The nation’s 200-plus research universities have long partnered with federal funding agencies, but there is no formal entity through which these partners actually meet to address issues when they do arise. The RPB would serve that purpose and focus on a number of priorities the authors outline:

• Foster consistency and exchange of information across funders, scientists and administrators.

• Provide resources to assess research environments and boost integrity.

• Benchmark common practices across institutions and establish best practices.

• Develop guidelines and standards for misconduct investigations and formal disputes.

• Establish lists of vetted experts for external investigations.

Such a national board isn’t a new idea in this country – the concept has been discussed, without much traction, for decades. Other countries already are pursuing similar initiatives and if the U.S. “does not follow suit,” the authors write, “it could see its international scientific leadership start to fade.”

And time is of the essence.

“Either we as a scientific research community can put in place something that will actually foster a culture of research integrity, or ultimately it will be Congress that steps in and acts unilaterally, and that would not be in the best interests of the research enterprise,” says Nerem, who chaired the Committee on Responsible Science for the National Academies of Science, Engineering, and Medicine (NASEM), which produced a book-length report, Fostering Integrity in Research, in 2017.

Nerem, professor emeritus at the Petit Institute, is the senior author among five who wrote the piece that appears in Nature’s comment section.
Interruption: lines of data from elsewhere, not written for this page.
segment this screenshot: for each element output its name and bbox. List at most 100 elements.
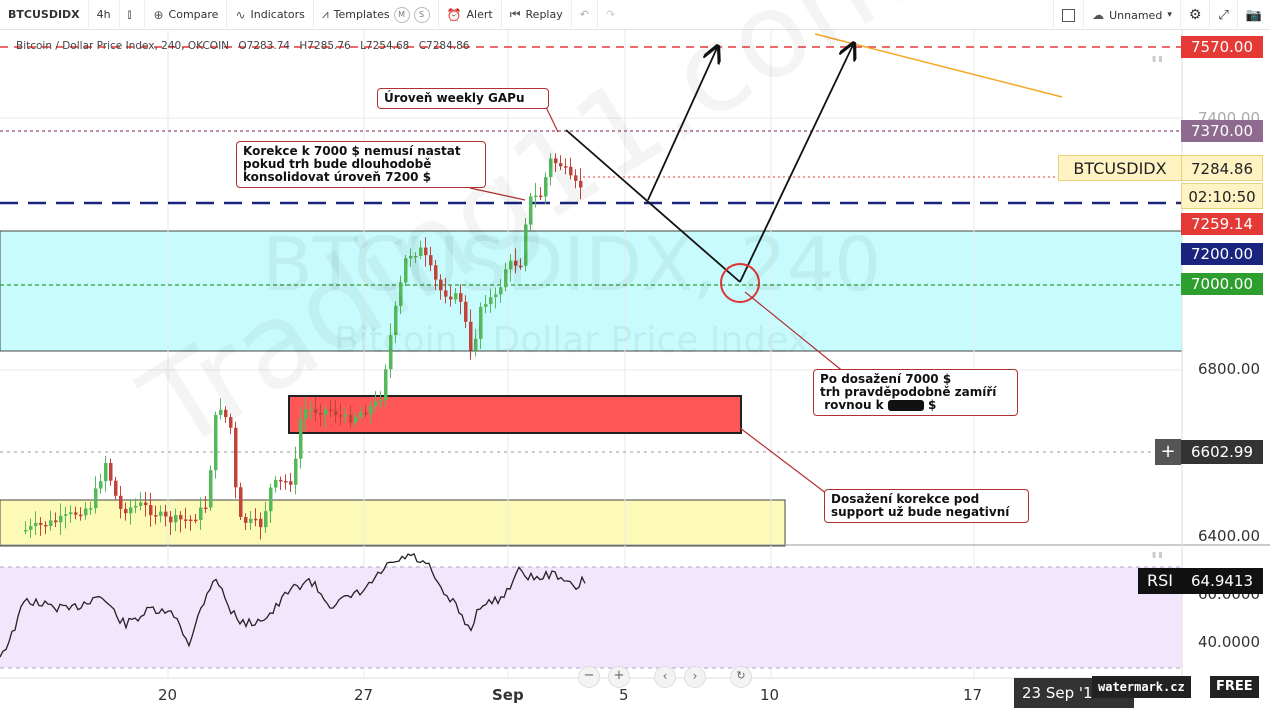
price-label-7000[interactable]: 7000.00 [1181,273,1263,295]
fullscreen-toggle[interactable] [1053,0,1085,30]
candle-body [519,265,523,268]
candle-body [514,260,518,266]
legend-low: L7254.68 [360,40,410,52]
candle-body [504,269,508,288]
candle-body [124,508,128,514]
layout-name-button[interactable]: ☁ Unnamed ▾ [1084,0,1181,30]
candle-body [524,224,528,266]
pane-buttons-top[interactable]: ▮▮ [1152,54,1165,63]
weekly-gap-note[interactable]: Úroveň weekly GAPu [377,88,549,109]
candle-body [329,409,333,411]
price-label-7570[interactable]: 7570.00 [1181,36,1263,58]
candle-body [34,523,38,527]
rsi-label: RSI [1138,568,1182,594]
gear-icon: ⚙ [1188,7,1202,23]
candle-body [194,519,198,522]
candle-body [534,195,538,198]
reset-chart-button[interactable]: ↻ [730,666,752,688]
candle-body [74,512,78,515]
watermark-symbol: BTCUSDIDX, 240 [262,222,882,308]
template-s-badge[interactable]: S [413,6,430,23]
candle-body [254,518,258,521]
candle-body [529,196,533,225]
snapshot-button[interactable]: 📷 [1238,0,1270,30]
candle-body [239,487,243,517]
price-label-7200[interactable]: 7200.00 [1181,243,1263,265]
candle-body [479,306,483,339]
candle-body [104,463,108,482]
candle-body [214,414,218,471]
candle-body [474,338,478,351]
target-text-2: trh pravděpodobně zamíří [820,385,997,399]
drop-to-7000-line[interactable] [565,129,741,283]
candle-body [49,520,53,527]
indicators-button[interactable]: ∿ Indicators [227,0,314,30]
bounce-at-7200-arrow[interactable] [647,48,717,201]
candle-body [394,305,398,336]
candle-body [149,505,153,516]
candle-body [99,481,103,489]
candle-body [139,502,143,506]
redo-button[interactable]: ↷ [598,0,623,30]
candle-body [564,166,568,168]
candle-body [484,304,488,307]
crosshair-plus-icon[interactable]: + [1155,439,1181,465]
candle-body [494,294,498,298]
symbol-tag: BTCUSDIDX [1058,155,1182,181]
settings-button[interactable]: ⚙ [1181,0,1211,30]
price-chart[interactable] [0,30,1270,708]
candles-icon: ⫾ [127,7,132,21]
price-label-7259[interactable]: 7259.14 [1181,213,1263,235]
camera-icon: 📷 [1245,7,1262,23]
alert-button[interactable]: ⏰ Alert [439,0,502,30]
candle-body [184,519,188,521]
price-tick-6400: 6400.00 [1197,527,1260,545]
compare-button[interactable]: ⊕ Compare [145,0,228,30]
templates-button[interactable]: ⩘ Templates M S [314,0,439,30]
zoom-in-button[interactable]: + [608,666,630,688]
candle-body [304,409,308,419]
candle-body [434,265,438,280]
chart-type-button[interactable]: ⫾ [120,0,146,30]
correction-note[interactable]: Korekce k 7000 $ nemusí nastat pokud trh… [236,141,486,188]
red-resistance-zone[interactable] [288,395,742,434]
plus-circle-icon: ⊕ [153,7,164,22]
zoom-out-button[interactable]: − [578,666,600,688]
symbol-search-button[interactable]: BTCUSDIDX [0,0,89,30]
target-note[interactable]: Po dosažení 7000 $ trh pravděpodobně zam… [813,369,1018,416]
candle-body [174,515,178,523]
candle-body [374,401,378,406]
undo-button[interactable]: ↶ [572,0,598,30]
interval-button[interactable]: 4h [89,0,120,30]
maximize-button[interactable]: ⤢ [1210,0,1238,30]
pane-buttons-rsi[interactable]: ▮▮ [1152,550,1165,559]
candle-body [159,511,163,516]
scroll-right-button[interactable]: › [684,666,706,688]
template-m-badge[interactable]: M [393,6,410,23]
candle-body [79,514,83,517]
bounce-at-7000-arrow[interactable] [739,45,853,283]
candle-body [299,418,303,459]
support-note[interactable]: Dosažení korekce pod support už bude neg… [824,489,1029,523]
candle-body [294,458,298,485]
candle-body [179,515,183,520]
candle-body [579,180,583,188]
nav-spacer-2 [714,666,722,688]
candlestick-series [24,153,583,540]
candle-body [409,256,413,259]
target-text-1: Po dosažení 7000 $ [820,372,952,386]
replay-button[interactable]: ⏮ Replay [502,0,572,30]
target-7000-circle[interactable] [720,263,760,303]
price-label-current[interactable]: 7284.86 [1181,155,1263,181]
undo-icon: ↶ [579,8,589,21]
time-tick-27: 27 [354,686,374,704]
price-label-7370[interactable]: 7370.00 [1181,120,1263,142]
scroll-left-button[interactable]: ‹ [654,666,676,688]
candle-body [264,511,268,528]
rsi-line [0,552,586,658]
chart-legend[interactable]: Bitcoin / Dollar Price Index, 240, OKCOI… [16,40,475,52]
candle-body [444,290,448,297]
replay-icon: ⏮ [509,7,521,21]
redacted-block [887,400,924,411]
candle-body [134,505,138,508]
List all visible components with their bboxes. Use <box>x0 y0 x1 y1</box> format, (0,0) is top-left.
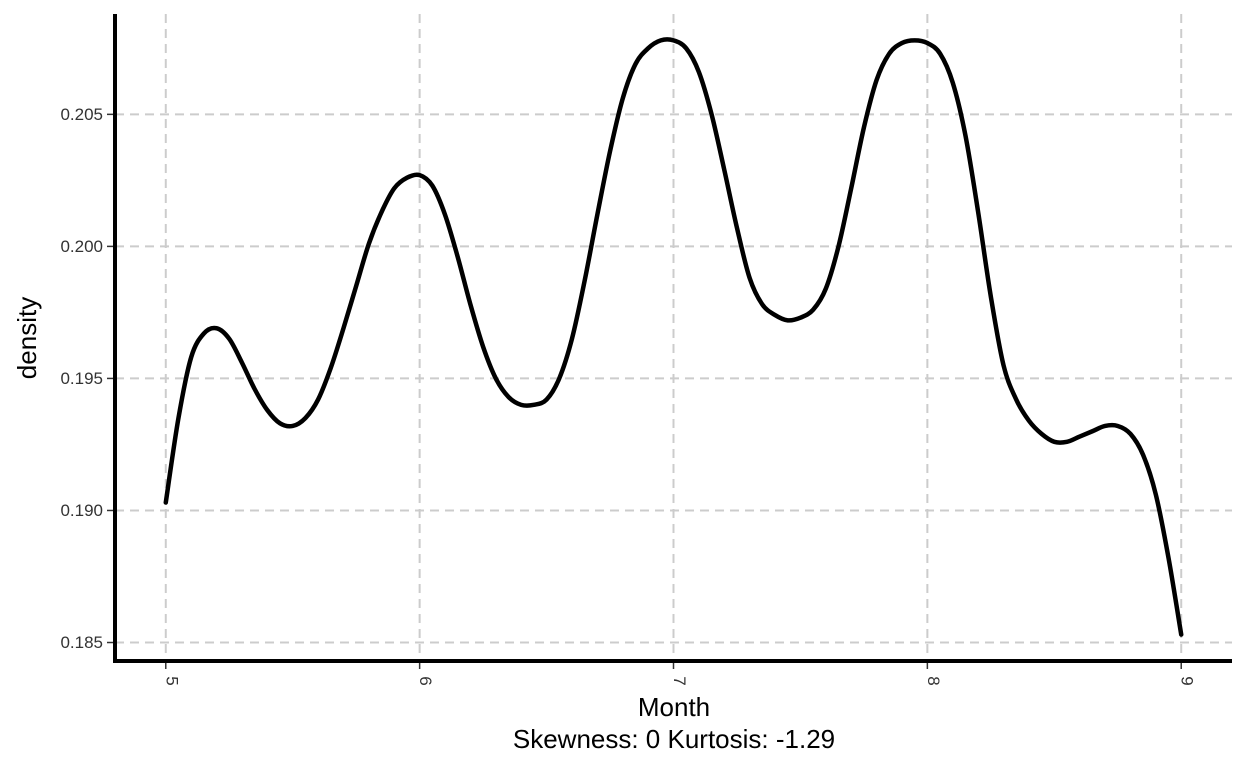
x-tick-label: 5 <box>162 676 181 685</box>
y-tick-label: 0.185 <box>60 633 103 652</box>
y-tick-label: 0.205 <box>60 105 103 124</box>
vertical-gridlines <box>164 14 1183 661</box>
density-curve <box>163 37 1184 637</box>
x-axis-title: Month <box>638 692 710 722</box>
x-tick-label: 6 <box>416 676 435 685</box>
x-axis-ticks: 5 6 7 8 9 <box>162 663 1197 686</box>
y-tick-label: 0.195 <box>60 369 103 388</box>
x-tick-label: 8 <box>924 676 943 685</box>
x-axis-caption: Skewness: 0 Kurtosis: -1.29 <box>513 724 835 754</box>
x-tick-label: 7 <box>670 676 689 685</box>
y-axis-title: density <box>12 297 42 379</box>
horizontal-gridlines <box>115 113 1232 644</box>
x-tick-label: 9 <box>1178 676 1197 685</box>
y-tick-label: 0.190 <box>60 501 103 520</box>
y-tick-label: 0.200 <box>60 237 103 256</box>
y-axis-ticks: 0.185 0.190 0.195 0.200 0.205 <box>60 105 113 652</box>
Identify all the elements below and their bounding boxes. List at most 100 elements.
The other authors are C.K. Gunsulus, director of the National Center for Professional and Research Ethics at the University of Illinois, Urbana-Champaign; Marcia McNutt, president of the U.S. Academy of Sciences; Brian C. Martinson, who studies research integrity and behavioral change at the HealthPartners Institute in Bloomington, Minnesota; and Larry R. Faulkner, president emeritus of the University of Texas at Austin.

The first step, they say, will be a plenary session at the U.S. Academy of Science annual meeting in April, which will present a first opportunity for national leaders to discuss the role of a national RPB. The authors also propose a two-day meeting of stakeholders in late 2019 to determine what sort of formal entity is needed, what it should do, what kind of support it would need, and under what authorization it should operate.

“There are many perverse incentives in science, and few organized forces to counter them,” the authors write in their conclusion. “A research policy board, first recommended more than 25 years ago, will benefit both science and scientists. We must act to create it now.”